The reach of God's correction of the selfish shepherd's heart is not shortened. Touch his sense of safety, security, and significance, and he may change settings to seek these without confessing his own abject reliance on God. Expose the folly of his notion of HIS field as the sheep entrusted to him are fed elsewhere in the expanse of God's great blessing, and he may retreat still further inward to avoid God's just claim on him and his service.


God's to disturb, He asserts in Jeremiah 25:37, is also the peaceful dwelling of the shepherd. Even when he is off the clock and free, he thinks, to reconstruct the narrative of the day's "service" in the way that best sustains his sense of self-sufficiency, God reaches even there.

He can, at His discretion, touch the dreams of the pharaohs in order to prick the heart of the nation. True rest is His to grant. The psalmist can find it on the battlefield.. The selfish shepherd cannot quite close out the claims of conscience.
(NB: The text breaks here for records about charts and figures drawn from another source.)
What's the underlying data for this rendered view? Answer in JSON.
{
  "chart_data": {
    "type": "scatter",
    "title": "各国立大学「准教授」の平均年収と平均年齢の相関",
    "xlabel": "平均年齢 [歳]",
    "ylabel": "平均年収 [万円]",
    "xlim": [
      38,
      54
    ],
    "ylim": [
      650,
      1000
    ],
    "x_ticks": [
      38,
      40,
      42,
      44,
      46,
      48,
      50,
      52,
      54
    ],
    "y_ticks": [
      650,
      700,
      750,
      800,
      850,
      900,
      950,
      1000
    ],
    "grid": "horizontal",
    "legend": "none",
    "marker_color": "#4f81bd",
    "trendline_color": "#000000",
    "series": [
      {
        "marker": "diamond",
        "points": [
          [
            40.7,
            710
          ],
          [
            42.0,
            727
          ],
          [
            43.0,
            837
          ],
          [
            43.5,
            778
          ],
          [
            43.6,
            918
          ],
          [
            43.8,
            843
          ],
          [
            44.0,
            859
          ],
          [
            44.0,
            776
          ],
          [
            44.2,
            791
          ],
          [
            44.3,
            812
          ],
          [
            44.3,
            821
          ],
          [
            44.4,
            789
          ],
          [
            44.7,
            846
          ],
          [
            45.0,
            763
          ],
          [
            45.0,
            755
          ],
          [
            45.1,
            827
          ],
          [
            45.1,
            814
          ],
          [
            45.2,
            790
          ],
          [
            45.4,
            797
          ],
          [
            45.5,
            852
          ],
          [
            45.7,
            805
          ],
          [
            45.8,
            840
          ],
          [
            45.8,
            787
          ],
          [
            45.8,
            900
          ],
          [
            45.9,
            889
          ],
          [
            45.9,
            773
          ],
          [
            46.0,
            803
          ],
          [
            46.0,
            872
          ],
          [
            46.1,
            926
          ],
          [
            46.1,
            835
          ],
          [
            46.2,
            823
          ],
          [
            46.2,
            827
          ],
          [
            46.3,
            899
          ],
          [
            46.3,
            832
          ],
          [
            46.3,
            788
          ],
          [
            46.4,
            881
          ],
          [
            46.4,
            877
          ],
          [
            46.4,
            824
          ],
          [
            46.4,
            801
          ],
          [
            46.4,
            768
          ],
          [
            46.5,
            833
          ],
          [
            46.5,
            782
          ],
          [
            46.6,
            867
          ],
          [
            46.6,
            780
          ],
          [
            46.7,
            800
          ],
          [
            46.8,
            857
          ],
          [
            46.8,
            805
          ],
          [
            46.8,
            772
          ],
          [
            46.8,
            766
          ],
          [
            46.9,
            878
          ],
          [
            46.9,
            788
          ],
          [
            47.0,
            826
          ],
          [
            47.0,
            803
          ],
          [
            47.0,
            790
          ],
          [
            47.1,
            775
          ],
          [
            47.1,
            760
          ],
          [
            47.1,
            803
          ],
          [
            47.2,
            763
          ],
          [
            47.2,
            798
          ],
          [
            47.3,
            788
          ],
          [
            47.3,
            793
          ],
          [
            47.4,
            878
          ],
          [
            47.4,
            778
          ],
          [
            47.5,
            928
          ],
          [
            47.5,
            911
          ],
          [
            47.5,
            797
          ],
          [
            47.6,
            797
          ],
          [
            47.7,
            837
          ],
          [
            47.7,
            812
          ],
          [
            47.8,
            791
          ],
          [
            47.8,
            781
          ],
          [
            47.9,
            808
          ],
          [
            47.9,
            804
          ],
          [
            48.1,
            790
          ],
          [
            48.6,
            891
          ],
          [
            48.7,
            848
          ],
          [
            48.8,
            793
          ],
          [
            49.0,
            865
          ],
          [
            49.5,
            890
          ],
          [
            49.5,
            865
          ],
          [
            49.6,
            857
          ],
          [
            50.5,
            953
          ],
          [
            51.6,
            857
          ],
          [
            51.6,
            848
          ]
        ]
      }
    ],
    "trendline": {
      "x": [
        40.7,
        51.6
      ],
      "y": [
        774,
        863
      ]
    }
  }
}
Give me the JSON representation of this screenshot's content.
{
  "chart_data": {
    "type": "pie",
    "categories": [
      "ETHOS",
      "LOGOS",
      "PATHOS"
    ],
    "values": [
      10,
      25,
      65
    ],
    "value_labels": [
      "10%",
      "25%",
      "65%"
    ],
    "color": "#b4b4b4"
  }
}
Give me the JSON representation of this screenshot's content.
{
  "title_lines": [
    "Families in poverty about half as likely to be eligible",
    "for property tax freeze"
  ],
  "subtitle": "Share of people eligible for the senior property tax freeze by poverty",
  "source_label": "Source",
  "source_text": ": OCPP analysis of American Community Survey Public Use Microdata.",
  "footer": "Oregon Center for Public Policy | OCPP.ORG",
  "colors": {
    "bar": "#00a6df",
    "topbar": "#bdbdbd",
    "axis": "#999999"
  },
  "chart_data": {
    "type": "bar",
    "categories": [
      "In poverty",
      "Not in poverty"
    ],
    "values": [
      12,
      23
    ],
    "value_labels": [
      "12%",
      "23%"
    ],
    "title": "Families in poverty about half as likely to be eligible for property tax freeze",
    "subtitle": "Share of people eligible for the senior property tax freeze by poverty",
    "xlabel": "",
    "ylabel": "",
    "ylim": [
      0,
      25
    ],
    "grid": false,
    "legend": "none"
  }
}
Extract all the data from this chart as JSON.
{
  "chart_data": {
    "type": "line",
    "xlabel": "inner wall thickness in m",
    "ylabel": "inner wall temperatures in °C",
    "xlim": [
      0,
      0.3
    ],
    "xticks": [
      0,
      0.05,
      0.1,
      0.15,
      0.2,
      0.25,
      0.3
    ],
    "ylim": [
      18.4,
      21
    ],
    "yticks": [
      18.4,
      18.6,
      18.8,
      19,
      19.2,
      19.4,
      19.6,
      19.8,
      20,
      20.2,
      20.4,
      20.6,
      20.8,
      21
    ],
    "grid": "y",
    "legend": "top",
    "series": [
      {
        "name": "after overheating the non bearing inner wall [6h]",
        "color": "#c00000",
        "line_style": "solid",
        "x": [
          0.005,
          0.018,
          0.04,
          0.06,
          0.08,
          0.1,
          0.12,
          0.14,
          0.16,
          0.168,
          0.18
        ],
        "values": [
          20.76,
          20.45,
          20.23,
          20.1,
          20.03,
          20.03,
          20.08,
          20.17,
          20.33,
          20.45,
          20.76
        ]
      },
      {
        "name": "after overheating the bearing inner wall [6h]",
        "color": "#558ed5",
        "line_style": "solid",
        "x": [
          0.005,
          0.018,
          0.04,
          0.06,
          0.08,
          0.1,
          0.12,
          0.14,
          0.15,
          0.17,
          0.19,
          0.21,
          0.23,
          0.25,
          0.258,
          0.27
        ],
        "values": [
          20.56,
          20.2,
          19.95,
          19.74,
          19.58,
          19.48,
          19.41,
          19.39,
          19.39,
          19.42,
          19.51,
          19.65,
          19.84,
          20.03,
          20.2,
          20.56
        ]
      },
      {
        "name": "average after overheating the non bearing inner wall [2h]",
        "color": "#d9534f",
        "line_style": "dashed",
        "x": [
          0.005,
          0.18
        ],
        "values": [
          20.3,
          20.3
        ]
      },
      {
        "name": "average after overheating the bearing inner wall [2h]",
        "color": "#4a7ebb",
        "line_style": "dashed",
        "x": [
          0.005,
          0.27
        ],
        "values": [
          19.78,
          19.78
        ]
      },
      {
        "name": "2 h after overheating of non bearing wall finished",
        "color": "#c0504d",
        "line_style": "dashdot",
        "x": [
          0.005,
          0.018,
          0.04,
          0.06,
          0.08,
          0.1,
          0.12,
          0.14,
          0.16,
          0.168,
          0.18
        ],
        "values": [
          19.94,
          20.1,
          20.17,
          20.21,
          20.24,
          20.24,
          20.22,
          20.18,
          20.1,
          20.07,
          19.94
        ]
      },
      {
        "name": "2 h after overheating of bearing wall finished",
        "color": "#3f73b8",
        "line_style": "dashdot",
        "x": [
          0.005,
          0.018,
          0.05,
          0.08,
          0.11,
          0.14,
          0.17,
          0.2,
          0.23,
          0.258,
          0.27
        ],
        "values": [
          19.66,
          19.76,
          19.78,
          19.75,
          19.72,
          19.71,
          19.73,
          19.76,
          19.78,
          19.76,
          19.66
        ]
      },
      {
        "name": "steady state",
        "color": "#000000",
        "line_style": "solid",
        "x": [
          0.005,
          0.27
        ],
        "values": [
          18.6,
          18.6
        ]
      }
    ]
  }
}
God can and will steal rest when rest is not in Him. He can disturb the relationships which, humanly speaking, underpin domestic tranquility if we use these to distract from our dependence on Him and our duty as shepherds to influence for Him.


Arrange our domestic comforts as we will, the very walls and roof are His to shake or give to another if we think the threshold of the house is not His to cross. Think we that we have earned these by the quality of our slipshod shepherding? Dissonance awaits and awakes.


But, oh, what sincerity and security beckon on the other side of repentance! When we cry out to Him as the Good Shepherd, when our souls relate to Him as Abba Father rather than as nominal supervisor of our superficial shepherding, our human relationships are transformed in the overflow.

Spurgeon knows this from experience, declaring with Paul in "A Lecture for Little-Faith" "There is an interest felt by a spiritual father that is not to be equal by the tender affection of a mother towards her babe. 'Ay,' said the apostle, 'I have been tender over you as a nursing father,' and in another place he says he had 'travailed in birth,' for their souls."


This is not a contest of the closeness of motherhood versus fatherhood. This is an invitation for us to surpass the intimacy of even the closest biological relationships we know. Vital, intercessory discipleship is this compelling.


It is all engaging, such that we would not look for a shortcut for our convenience. It is to experience the richness of God side-by-side with another, such that our mouths would be too full of His goodness to lay claim to "our pasture." It is a habit and a heartiness we take home with us, and gladly so.

We are filled to pour into family all we have to offer and have learned in comparatively peripheral relationships. Shepherd becomes who we are, not just an obligation we fulfill, and in this we are transformed into the likeness of the Good Shepherd.